3) Besides getting rid of our eurocentrism, we need to get rid of the idea
that societies form "totalities" which go through a sequence of
developmental stages (e.g. a linear progression of modes of production).
This is crucial here because I can agree with Richard that in some medieval
towns prices were "customary" and that in 18th. century England they became
more tuned to supply/demand, without also granting him that this is a
temporal development form one to the other. First of all, there is no such
thing as the "typical" medieval market. You cannot compare markets in
cities like Florence (where guilds had extraordinary power) with small
towns where guilds were weak. Also, there were those enormous fairs (like
13th, century Champagne fairs) which did not fit the pattern. To believe
that "possibility of food riots" was the way food prices across Europe were
set is much to simplistic, and reduces a highly heterogeneous situation to
an artificially homogeneous,  monolithic explanation. Only if one has
previously bought the idea that societies are monolithic, and that history
forms a sequence, could we possibly feel that such oversimplifications give
us a true account of what happened.

It should be a rule of debate that, when the very conceptual foundations of
a particular view (in this case classical economics) are in question one
should not be allowed to use "evidence" from historians that operate
complexly within the paradigm one is criticizing. To give just one example,
there was a debate not long ago between Braudel and Wallerstein over the
correct way of conceptualizing those areas of economic coherence called
"world-economies". Because Wallerstein is a committed marxist, he takes the
historical data (which he basically takes from Braudel) and massages it
until it fits with the dogma. He argues, for instance, that world-economies
could not have started until the Hapsburg empire collapsed and "capitalism"
truly got started. He also argues that neither China nor India had such
world-economies (he calls them world-empires). Now, both points are
strongly refuted by Braudel who shows the European world economy to be in
place by the 14th. century and China/india to have had full-fledged
world-economies. The point here is that in a debate over the merits of the
marxist view, quoting Wallerstein as evidence would be clearly circular.

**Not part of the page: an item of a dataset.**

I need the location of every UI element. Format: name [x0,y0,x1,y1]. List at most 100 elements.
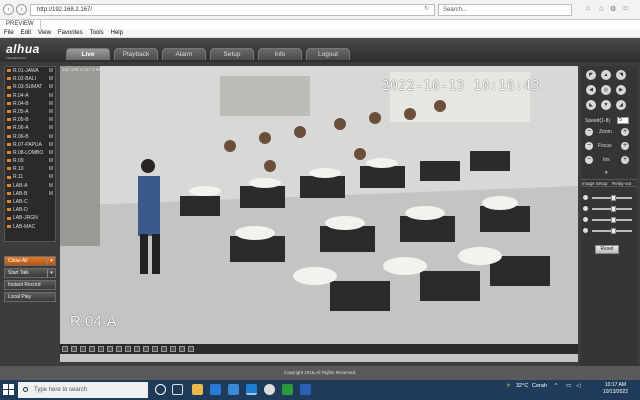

4) One final point. Once we get rid of the idea that societies are
monolithic and move through developmental stages (which only Europe has
gone through) one frees oneself to view societies as complex, heterogeneous
"institutional ecologies" which interact in equally complex ways. One can
then recognize that 18th. century England was indeed a very special place
(it witnessed the conjunction of a stable financial system based on the
Bank of England, an Agricultural Revolution, and Industrial one, the
creation of the first national market etc) without for that reason blind
ourselves to what was going on elsewhere (in military arsenals in France,
for example), or pretending that "society" crossed a special stage in that
island.

As I said at the start, this is just a small taste of a debate that must go
on given the importance of what is at stake. All I can ask at this time is
not to close the questions prematurely by placing all our faith on the
three dead white man (Smith, Ricardo, Marx). Doing so would be to attack an
"americo-centric" California Ideology with an equally poor, equally
homogenizing eurocentric Socialist ideology.